Zientzilaria

Covering the bioinformatics niche and much more

GenBank Parsing: Part II

| Comments

Last thing we saw in the previous entry was the function to parse a GenBank file in order to get the DNA sequences of an annotated gene. This time we will dissect the function.

1
2
3
4
5
6
7
8
9
10
11
12
13
14
15
16
17
18
19
20
21
22
23
24
25
def parse_entry(gene_data):
    #changes a string to list, splitting at line ends
    gene_data = gene_data.split('\n')
    start, end = 0, 0
    gi_id = ''
    id = ''
    complement = False
    for line in gene_data:
        if line.find('  CDS  ') >=0:
            temp = line.split()
            if temp[1].find('complement') >= 0:
                complement = True
                temp[1] = temp[1].replace('complement(', '')
                temp[1] = temp[1].replace(')', '')
            temp2 = temp[1].split('..')
            start = temp2[0]
            end = temp2[1]
        elif line.find('GI:') >= 0:
            gi_id = 'gi' + line[line.find('GI:')+3:-1]
        elif line.find('/product') >=0:
            id = line[line.find('=') + 2:-1]
        elif line.find('protein_id') >= 0:
            id += '\t' + line[line.find('=') + 2: -1]

    return CDSinfo(gi_id, id, start, end, complement)
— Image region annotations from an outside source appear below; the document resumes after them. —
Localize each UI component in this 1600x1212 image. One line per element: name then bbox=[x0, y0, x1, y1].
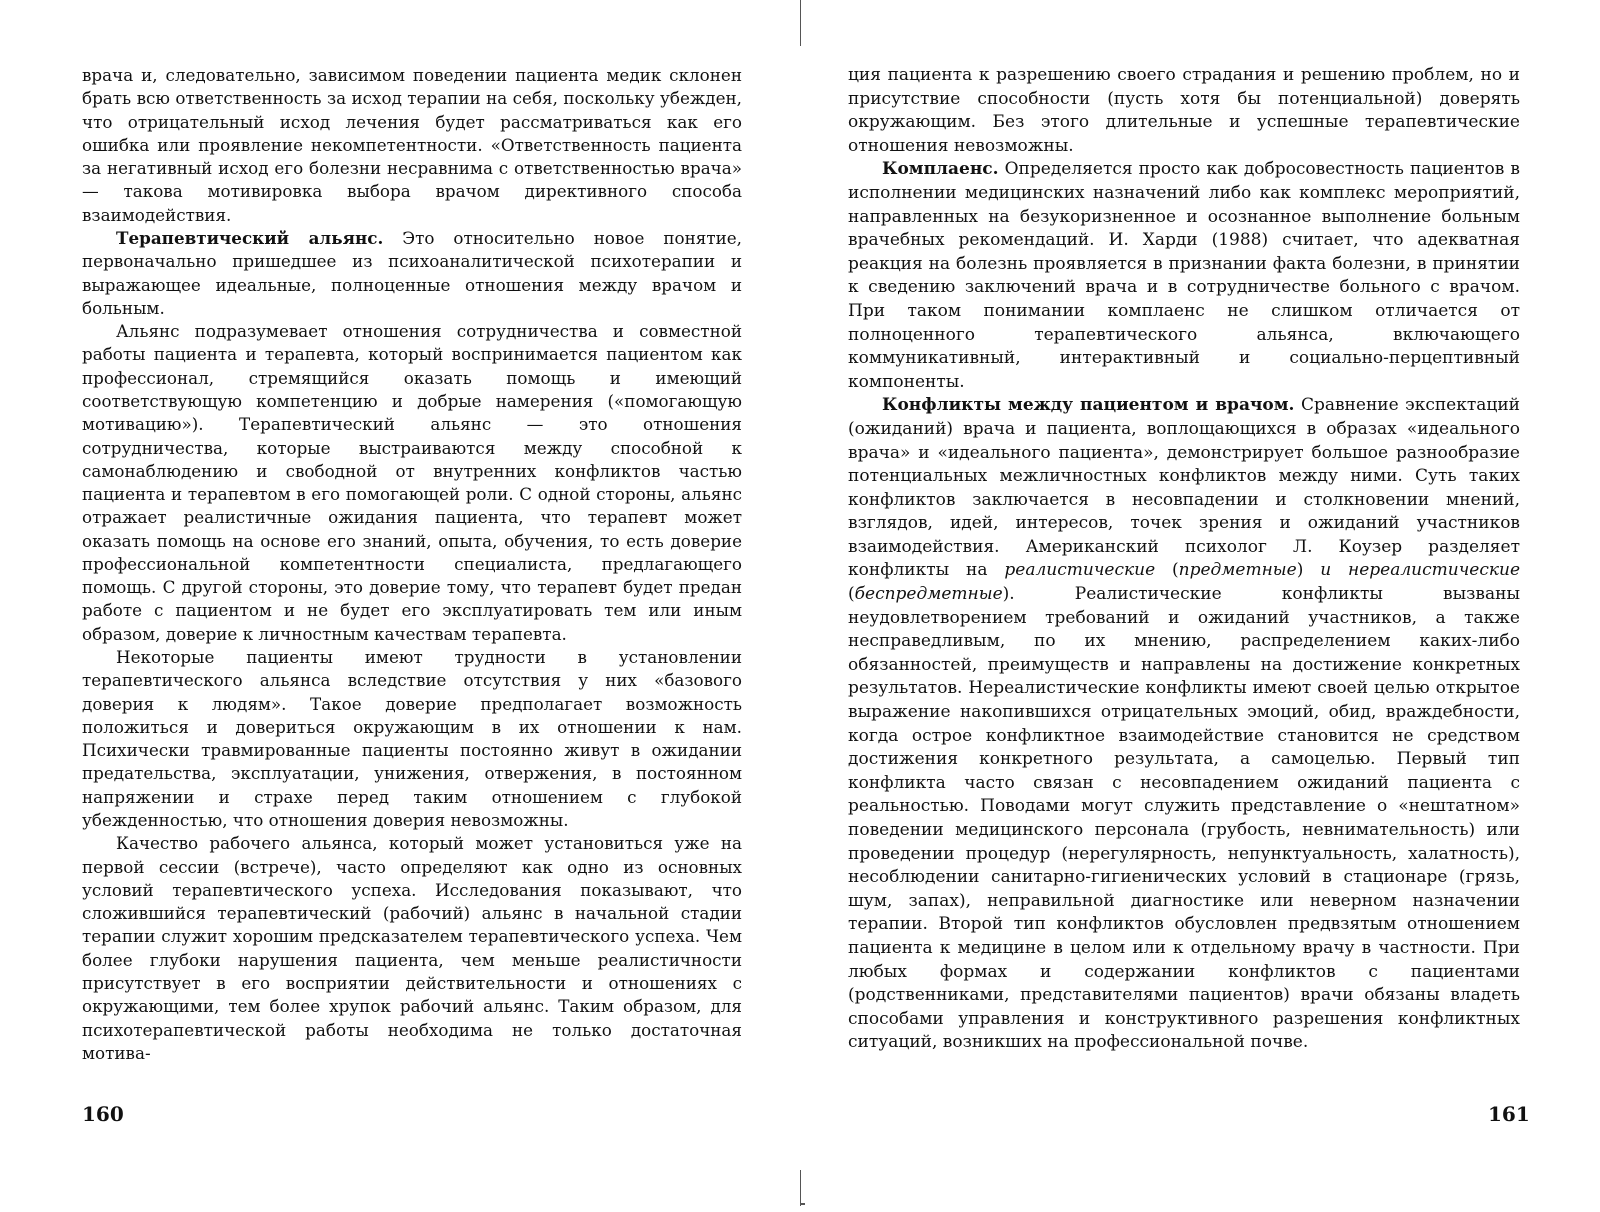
body-text: Альянс подразумевает отношения сотрудничества и совместной работы пациента и терапевта, который воспринимается пациентом как профессионал, стремящийся оказать помощь и имеющий соответствующую компетенцию и добрые намерения («помогающую мотивацию»). Терапевтический альянс — это отношения сотрудничества, которые выстраиваются между способной к самонаблюдению и свободной от внутренних конфликтов частью пациента и терапевтом в его помогающей роли. С одной стороны, альянс отражает реалистичные ожидания пациента, что терапевт может оказать помощь на основе его знаний, опыта, обучения, то есть доверие профессиональной компетентности специалиста, предлагающего помощь. С другой стороны, это доверие тому, что терапевт будет предан работе с пациентом и не будет его эксплуатировать тем или иным образом, доверие к личностным качествам терапевта. bbox=[82, 321, 742, 644]
emphasis-text: предметные bbox=[1178, 560, 1297, 581]
paragraph bbox=[82, 320, 742, 646]
emphasis-text: реалистические bbox=[1004, 560, 1156, 581]
right-page bbox=[800, 0, 1600, 1212]
paragraph bbox=[82, 64, 742, 227]
left-page-text bbox=[82, 64, 742, 1065]
section-heading: Комплаенс. bbox=[882, 159, 999, 180]
page-number-right: 161 bbox=[1488, 1102, 1530, 1126]
body-text: ция пациента к разрешению своего страдания и решению проблем, но и присутствие способности (пусть хотя бы потенциальной) доверять окружающим. Без этого длительные и успешные терапевтические отношения невозможны. bbox=[848, 65, 1520, 156]
right-page-text bbox=[848, 64, 1520, 1055]
body-text: ). Реалистические конфликты вызваны неудовлетворением требований и ожиданий участников, а также несправедливым, по их мнению, распределением каких-либо обязанностей, преимуществ и направлены на достижение конкретных результатов. Нереалистические конфликты имеют своей целью открытое выражение накопившихся отрицательных эмоций, обид, враждебности, когда острое конфликтное взаимодействие становится не средством достижения конкретного результата, а самоцелью. Первый тип конфликта часто связан с несовпадением ожиданий пациента с реальностью. Поводами могут служить представление о «нештатном» поведении медицинского персонала (грубость, невнимательность) или проведении процедур (нерегулярность, непунктуальность, халатность), несоблюдении санитарно-гигиенических условий в стационаре (грязь, шум, запах), неправильной диагностике или неверном назначении терапии. Второй тип конфликтов обусловлен предвзятым отношением пациента к медицине в целом или к отдельному врачу в частности. При любых формах и содержании конфликтов с пациентами (родственниками, представителями пациентов) врачи обязаны владеть способами управления и конструктивного разрешения конфликтных ситуаций, возникших на профессиональной почве. bbox=[848, 584, 1520, 1053]
body-text: Определяется просто как добросовестность пациентов в исполнении медицинских назначений либо как комплекс мероприятий, направленных на безукоризненное и осознанное выполнение больным врачебных рекомендаций. И. Харди (1988) считает, что адекватная реакция на болезнь проявляется в признании факта болезни, в принятии к сведению заключений врача и в сотрудничестве больного с врачом. При таком понимании комплаенс не слишком отличается от полноценного терапевтического альянса, включающего коммуникативный, интерактивный и социально-перцептивный компоненты. bbox=[848, 159, 1520, 392]
body-text: Качество рабочего альянса, который может установиться уже на первой сессии (встрече), часто определяют как одно из основных условий терапевтического успеха. Исследования показывают, что сложившийся терапевтический (рабочий) альянс в начальной стадии терапии служит хорошим предсказателем терапевтического успеха. Чем более глубоки нарушения пациента, чем меньше реалистичности присутствует в его восприятии действительности и отношениях с окружающими, тем более хрупок рабочий альянс. Таким образом, для психотерапевтической работы необходима не только достаточная мотива- bbox=[82, 833, 742, 1063]
paragraph bbox=[82, 227, 742, 320]
emphasis-text: беспредметные bbox=[854, 584, 1003, 605]
body-text: Это относительно новое понятие, первоначально пришедшее из психоаналитической психотерапии и выражающее идеальные, полноценные отношения между врачом и больным. bbox=[82, 227, 742, 318]
paragraph bbox=[82, 832, 742, 1065]
paragraph bbox=[848, 158, 1520, 394]
body-text: ( bbox=[848, 584, 855, 605]
body-text: врача и, следовательно, зависимом поведении пациента медик склонен брать всю ответственность за исход терапии на себя, поскольку убежден, что отрицательный исход лечения будет рассматриваться как его ошибка или проявление некомпетентности. «Ответственность пациента за негативный исход его болезни несравнима с ответственностью врача» — такова мотивировка выбора врачом директивного способа взаимодействия. bbox=[82, 65, 742, 225]
emphasis-text: и нереалистические bbox=[1320, 560, 1521, 581]
body-text: Сравнение экспектаций (ожиданий) врача и пациента, воплощающихся в образах «идеального врача» и «идеального пациента», демонстрирует большое разнообразие потенциальных межличностных конфликтов между ними. Суть таких конфликтов заключается в несовпадении и столкновении мнений, взглядов, идей, интересов, точек зрения и ожиданий участников взаимодействия. Американский психолог Л. Коузер разделяет конфликты на bbox=[848, 395, 1520, 581]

First things first. As in the CDS/protein parsing example, the function receives a string and it is easier for us to operate with lists, so we split the string at the carriage returns. This time we also need to check for the start and end positions of the gene in the long string that is the DNA sequence of a GenBank file, so we just declare a couple of integers start and end. We also have a couple of strings to receive the gi ID and the gene product (id). And finally a boolean, that will tell us if the sequence in question is on the DNA complement strand, meaning it is a reverse complement of the DNA that is stored in the file. So we start our loop checking for the elements of each line. If we find a ' CDS ' we know that we can extract the start and end positions of the gene

1
2
3
4
5
6
7
8
9
if line.find('  CDS  ') >=0:
    temp = line.split()
    if temp[1].find('complement') >= 0:
        complement = True
        temp[1] = temp[1].replace('complement(', '')
        temp[1] = temp[1].replace(')', '')
    temp2 = temp[1].split('..')
    start = temp2[0]
    end = temp2[1]

We use temporary list and split the line at the spaces and then move to get the information from it. If the line is a reverse complement we remove the word from the entry and the parentheses. Whenever the gene annotation relates to the complement strand the entry is as such complement(10728..11330). We then use another temp object and split the second element in the split line and separate it at the double dots. From this latter split, we end up with two elements, the first is the start position and the second the end position of the gene. To extract the other information everything works as the previous script, basically checking for the presence of certain words in the each line. In the end we return an instance of the class CDSinfo which will be used to extract the DNA sequence.